Deutsche Übersetzung von Isabel Bogdan,Ingo Herzke und Brigitte Jakobeit. Ich halte das Buch für äußerst empfehlenswert, worin mich schon die amüsante Reaktion vieler Leute bestärkt, die meinen, das Buch partout nicht lesen zu wollen. Weil sie solche Angst haben, hinterher über Ihr Kotelett nachdenken zu müssen. So etwas auszusprechen, sich auch noch daran zu halten und dennoch für einen intelligenten Menschen zu halten, das ist schon nicht ganz ohne Komik.

Ansonsten ziehe ich es allerdings vor, mich da herauszuhalten. Ich habe am Anfang des Jahres ein wenig über meine Versuche geschrieben, die Ernährung auf vegetarische Küche umzustellen und habe es ziemlich schnell wieder gelassen. Ernährung gehört zu den Themen, die in Deutschland grundsätzlich humorlos besprochen werden müssen, gerne fanatisch, radikal und fundamentalistisch – alles nicht meine Welt. Wenn ich solche Diskussionen möchte, dann schreibe ich über die Dummheit der Impfgegner oder der Homöopathie-Fans, über Modelle zur Abschaffung des privaten Autobesitzes oder ähnliche brüllend komische Bereiche. Und dann warte ich gelassen ab, bis sich die ersten Kommentatoren gegenseitig umbringen. Nein, danke.
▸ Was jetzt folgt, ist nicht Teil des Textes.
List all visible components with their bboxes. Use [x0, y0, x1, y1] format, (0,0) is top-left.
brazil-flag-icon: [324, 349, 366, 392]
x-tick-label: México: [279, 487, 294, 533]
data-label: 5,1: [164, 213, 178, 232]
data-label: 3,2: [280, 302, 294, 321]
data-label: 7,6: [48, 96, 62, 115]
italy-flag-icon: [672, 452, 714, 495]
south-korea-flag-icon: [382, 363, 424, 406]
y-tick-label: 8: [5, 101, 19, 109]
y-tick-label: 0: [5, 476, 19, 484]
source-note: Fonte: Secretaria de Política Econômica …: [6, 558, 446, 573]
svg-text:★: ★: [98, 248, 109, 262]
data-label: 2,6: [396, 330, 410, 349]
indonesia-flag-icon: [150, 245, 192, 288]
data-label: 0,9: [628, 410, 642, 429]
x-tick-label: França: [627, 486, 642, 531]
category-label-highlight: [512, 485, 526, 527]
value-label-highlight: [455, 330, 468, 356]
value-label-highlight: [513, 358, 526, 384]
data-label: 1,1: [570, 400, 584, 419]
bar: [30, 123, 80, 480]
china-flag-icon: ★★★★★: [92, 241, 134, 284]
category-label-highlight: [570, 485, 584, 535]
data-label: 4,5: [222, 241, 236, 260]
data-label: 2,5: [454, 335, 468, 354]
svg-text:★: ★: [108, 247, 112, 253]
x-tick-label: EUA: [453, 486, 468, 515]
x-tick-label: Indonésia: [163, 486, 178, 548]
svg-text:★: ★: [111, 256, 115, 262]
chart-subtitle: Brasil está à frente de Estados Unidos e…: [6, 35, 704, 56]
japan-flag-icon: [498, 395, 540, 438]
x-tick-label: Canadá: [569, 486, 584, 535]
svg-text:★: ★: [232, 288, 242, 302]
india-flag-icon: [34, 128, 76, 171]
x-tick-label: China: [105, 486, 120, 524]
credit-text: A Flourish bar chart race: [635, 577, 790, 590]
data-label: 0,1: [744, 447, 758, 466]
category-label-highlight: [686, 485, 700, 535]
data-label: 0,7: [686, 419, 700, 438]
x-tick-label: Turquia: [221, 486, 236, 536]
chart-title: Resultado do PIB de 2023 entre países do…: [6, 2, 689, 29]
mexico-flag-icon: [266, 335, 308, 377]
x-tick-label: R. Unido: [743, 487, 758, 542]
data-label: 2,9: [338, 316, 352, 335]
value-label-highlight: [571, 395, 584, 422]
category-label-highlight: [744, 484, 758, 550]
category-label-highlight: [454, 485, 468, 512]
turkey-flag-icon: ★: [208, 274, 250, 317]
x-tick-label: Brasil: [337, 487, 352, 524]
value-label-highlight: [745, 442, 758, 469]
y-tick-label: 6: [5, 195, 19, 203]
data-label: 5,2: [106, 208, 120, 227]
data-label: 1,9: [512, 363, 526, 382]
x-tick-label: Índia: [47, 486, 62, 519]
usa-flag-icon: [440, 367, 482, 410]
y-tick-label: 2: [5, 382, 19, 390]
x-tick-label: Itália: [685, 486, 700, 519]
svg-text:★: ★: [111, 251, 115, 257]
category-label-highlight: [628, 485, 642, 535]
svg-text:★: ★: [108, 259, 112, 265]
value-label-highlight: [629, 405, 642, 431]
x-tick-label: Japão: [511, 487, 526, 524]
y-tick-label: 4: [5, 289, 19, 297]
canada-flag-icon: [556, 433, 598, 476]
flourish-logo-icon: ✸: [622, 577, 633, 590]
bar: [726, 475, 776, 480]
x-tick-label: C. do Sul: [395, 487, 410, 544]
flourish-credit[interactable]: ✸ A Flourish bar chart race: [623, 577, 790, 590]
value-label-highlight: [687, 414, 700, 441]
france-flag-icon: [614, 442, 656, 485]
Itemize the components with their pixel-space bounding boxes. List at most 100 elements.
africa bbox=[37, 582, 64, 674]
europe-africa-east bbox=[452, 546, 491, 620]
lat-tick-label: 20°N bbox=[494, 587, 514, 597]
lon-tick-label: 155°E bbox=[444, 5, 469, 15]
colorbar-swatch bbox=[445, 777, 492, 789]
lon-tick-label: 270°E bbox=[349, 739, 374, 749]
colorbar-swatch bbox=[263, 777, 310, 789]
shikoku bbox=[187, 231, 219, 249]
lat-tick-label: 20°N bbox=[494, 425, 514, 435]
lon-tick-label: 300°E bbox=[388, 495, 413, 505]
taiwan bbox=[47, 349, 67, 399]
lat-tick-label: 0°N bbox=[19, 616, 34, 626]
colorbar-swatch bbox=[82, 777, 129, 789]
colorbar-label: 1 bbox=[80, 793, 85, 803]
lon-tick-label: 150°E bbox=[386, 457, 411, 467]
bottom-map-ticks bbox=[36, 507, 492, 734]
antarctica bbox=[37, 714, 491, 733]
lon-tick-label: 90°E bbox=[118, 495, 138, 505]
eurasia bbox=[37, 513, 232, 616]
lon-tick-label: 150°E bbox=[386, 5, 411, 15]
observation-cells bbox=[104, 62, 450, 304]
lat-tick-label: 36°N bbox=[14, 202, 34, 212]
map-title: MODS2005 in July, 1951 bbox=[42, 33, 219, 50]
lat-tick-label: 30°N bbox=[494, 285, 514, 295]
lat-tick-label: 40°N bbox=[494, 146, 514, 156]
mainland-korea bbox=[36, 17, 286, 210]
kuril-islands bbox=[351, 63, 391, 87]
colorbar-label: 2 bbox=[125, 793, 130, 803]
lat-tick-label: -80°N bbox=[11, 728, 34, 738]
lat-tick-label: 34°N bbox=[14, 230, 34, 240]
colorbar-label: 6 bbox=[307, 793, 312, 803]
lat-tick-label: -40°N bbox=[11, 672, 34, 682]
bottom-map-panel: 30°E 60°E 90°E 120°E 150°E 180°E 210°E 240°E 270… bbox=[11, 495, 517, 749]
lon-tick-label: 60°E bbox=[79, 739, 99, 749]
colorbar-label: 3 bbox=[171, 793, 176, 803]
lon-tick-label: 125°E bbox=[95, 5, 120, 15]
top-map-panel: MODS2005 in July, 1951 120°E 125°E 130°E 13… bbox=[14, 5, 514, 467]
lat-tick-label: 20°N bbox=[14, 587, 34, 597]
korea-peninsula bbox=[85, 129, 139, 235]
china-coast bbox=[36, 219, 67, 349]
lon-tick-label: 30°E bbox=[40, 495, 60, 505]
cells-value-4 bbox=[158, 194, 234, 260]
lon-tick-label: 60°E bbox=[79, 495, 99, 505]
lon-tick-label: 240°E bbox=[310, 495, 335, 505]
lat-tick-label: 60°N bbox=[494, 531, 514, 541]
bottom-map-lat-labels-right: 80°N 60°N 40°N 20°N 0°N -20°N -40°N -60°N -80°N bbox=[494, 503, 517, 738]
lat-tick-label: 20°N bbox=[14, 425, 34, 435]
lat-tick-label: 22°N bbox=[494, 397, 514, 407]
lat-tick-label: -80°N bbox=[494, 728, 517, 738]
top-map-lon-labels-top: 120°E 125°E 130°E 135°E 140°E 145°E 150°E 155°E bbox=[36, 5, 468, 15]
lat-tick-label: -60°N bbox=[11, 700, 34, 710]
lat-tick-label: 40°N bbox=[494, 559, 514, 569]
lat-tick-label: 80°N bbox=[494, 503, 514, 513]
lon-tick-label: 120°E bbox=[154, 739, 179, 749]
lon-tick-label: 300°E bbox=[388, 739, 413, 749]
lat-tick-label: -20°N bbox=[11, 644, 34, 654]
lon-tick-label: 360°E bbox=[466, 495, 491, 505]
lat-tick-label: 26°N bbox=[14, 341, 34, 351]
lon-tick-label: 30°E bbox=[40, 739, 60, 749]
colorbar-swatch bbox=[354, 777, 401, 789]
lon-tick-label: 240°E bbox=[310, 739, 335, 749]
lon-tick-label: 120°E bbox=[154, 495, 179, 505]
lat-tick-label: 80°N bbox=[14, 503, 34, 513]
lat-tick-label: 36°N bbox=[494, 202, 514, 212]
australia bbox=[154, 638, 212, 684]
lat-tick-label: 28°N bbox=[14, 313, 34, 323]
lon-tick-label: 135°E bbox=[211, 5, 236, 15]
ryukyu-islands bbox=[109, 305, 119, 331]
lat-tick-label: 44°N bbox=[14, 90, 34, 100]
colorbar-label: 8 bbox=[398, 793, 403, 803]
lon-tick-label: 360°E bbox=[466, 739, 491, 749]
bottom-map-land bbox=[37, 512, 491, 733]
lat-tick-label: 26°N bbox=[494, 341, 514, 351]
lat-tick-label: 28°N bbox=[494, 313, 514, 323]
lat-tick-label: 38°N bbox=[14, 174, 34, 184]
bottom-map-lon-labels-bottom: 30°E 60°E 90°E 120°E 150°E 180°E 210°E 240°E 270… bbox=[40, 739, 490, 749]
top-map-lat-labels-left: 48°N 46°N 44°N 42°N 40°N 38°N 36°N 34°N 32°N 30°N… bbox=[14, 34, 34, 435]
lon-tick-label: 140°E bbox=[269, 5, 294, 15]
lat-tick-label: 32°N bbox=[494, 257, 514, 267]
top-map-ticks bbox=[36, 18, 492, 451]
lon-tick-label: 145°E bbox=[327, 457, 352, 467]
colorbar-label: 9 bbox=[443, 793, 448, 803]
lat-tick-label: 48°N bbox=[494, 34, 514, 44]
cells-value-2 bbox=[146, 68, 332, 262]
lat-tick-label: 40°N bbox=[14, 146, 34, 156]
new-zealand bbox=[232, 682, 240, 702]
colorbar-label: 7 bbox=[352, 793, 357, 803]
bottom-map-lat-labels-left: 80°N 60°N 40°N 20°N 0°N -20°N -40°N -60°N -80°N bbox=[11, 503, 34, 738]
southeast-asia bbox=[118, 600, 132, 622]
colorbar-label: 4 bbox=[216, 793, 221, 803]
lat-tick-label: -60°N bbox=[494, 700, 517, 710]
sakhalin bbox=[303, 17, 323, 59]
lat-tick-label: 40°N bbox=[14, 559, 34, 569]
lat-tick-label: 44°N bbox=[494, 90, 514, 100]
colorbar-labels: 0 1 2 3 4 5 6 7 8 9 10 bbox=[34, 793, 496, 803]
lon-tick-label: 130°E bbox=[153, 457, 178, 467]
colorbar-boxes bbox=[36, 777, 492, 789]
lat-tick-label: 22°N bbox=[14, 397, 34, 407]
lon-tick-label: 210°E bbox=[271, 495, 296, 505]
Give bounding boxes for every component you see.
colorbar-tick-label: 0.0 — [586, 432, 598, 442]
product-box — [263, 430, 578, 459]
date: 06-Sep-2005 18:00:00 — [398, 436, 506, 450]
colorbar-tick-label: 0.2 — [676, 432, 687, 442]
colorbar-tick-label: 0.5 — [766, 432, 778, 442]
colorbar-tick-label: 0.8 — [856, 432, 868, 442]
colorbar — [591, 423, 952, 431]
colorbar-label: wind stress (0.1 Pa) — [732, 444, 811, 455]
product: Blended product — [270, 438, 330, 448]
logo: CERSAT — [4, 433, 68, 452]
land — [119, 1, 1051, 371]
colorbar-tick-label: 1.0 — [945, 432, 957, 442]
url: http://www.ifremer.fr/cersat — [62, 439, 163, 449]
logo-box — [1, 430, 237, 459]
Es gibt aber dennoch etwas Bemerkenswertes zu dem Buch zu erzählen, ganz ohne auf den Inhalt einzugehen, den man allerdings gelesen haben sollte, wie ich noch einmal am Rande erwähnen möchte. Die Buchstaben des Titels bestehen nämlich aus Tieren, aus kleinen schwarzen Schweinen, Kühen, Enten, Hühnern, Schafen. Das sieht man auf den ersten Blick vielleicht gar nicht, es sei denn, man ist ein Kleinkind. Dann fällt so etwas natürlich sofort auf und Sohn I fragte mich dann auch: „Wieso sind da Tiere drauf?“ Und keine Sorge, es geht nicht darum, dass ihm nach meiner erklärenden Antwort die geschlachteten Tiere so schrecklich leidgetan hätten, kein Gedanke. Kleinkinder sind brutal und hart im Nehmen. Nein, der Sohn dachte nicht über das Schicksal der Tiere nach, sondern über ihre Anordnung auf dem Schutzumschlag des Buches. „Das sind Buchstaben, oder? Die Tiere sind die Buchstaben, so wie sie da stehen, ja?“

Genau. Und er wusste auch, was für Buchstaben das waren. Ein E, das kannte er aus dem Fahrstuhl, E wie Erdgeschoß. Ein S wie Schlange, das war ganz einfach, und das da hinten war ein N oder ein M, die sehen sich aber auch wirklich verdammt ähnlich. „E S S E N“ buchstabierte er. „Genau“, sagte ich und wiederholte die Laute der Buchstaben, „und zusammen ist das dann was?“ „Essen“, sagte der Sohn und sah mich verblüfft an. “Das hab ich jetzt gelesen, oder? Oder?“

Und dann haben wir zusammen auch noch das Wort „Tiere“ gelesen, was natürlich ein wenig schwieriger war aber auch ganz gut ging, und dann habe ich ihm erklärt, dass der Autor des Buches leider wirklich einen ziemlich blöden Namen hat, wenn man gerade erst Lesen lernt. „Tiere essen“, sagte der Sohn grinsend und sehr begeistert, „das hab ich jetzt gelesen. War gar nicht schwer.“ Er warf einen Blick auf das große Bücherregal und hatte die erste, die allererste Ahnung in seinem Leben, dass das alles eines Tages ihm gehören würde. Zweifellos ein großer Moment.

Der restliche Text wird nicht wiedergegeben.